Steve Bannon usa palavras referentes à vingança confederada: https://www.theguardian.com/books/2023/nov/02/steve-bannon-book-trump-speech

Os neonazistas têm uma série de códigos para se identificarem.

O assessor de Bolsonaro que fez um gesto supremacista.

Os criminosos usam códigos para suas facções. https://www.theguardian.com/world/2023/nov/11/pcc-brazil-drug-trade-gang

O interessante, aqui, é o seguinte: em tempos passados, o uso de códigos era secreto. Penso no peixe cristão. Era uma forma de procurar alcançar confrades em uma sociedade repressora. Eles deixaram de ser necessários à medida que a sociedade deixou de ser repressora (por isso nunca sumiram no contexto criminal).

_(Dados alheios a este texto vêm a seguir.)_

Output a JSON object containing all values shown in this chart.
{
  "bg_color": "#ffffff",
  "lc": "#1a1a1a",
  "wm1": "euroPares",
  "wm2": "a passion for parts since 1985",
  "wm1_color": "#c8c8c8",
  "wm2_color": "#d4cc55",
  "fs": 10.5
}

Hoje, no estado de direito, no qual há ampla liberdade de expressão, em princípio eles não seriam necessários. Mas há um ingrediente novo: o gigantesco alcance dos meios de comunicação. Agora, os códigos são usados às claras, mas para mandar mensagens que apenas os iniciados vão entender. Desta maneira, eles conseguem crescer às escondidas, e reforçam o discurso mentiroso de que são inocentes.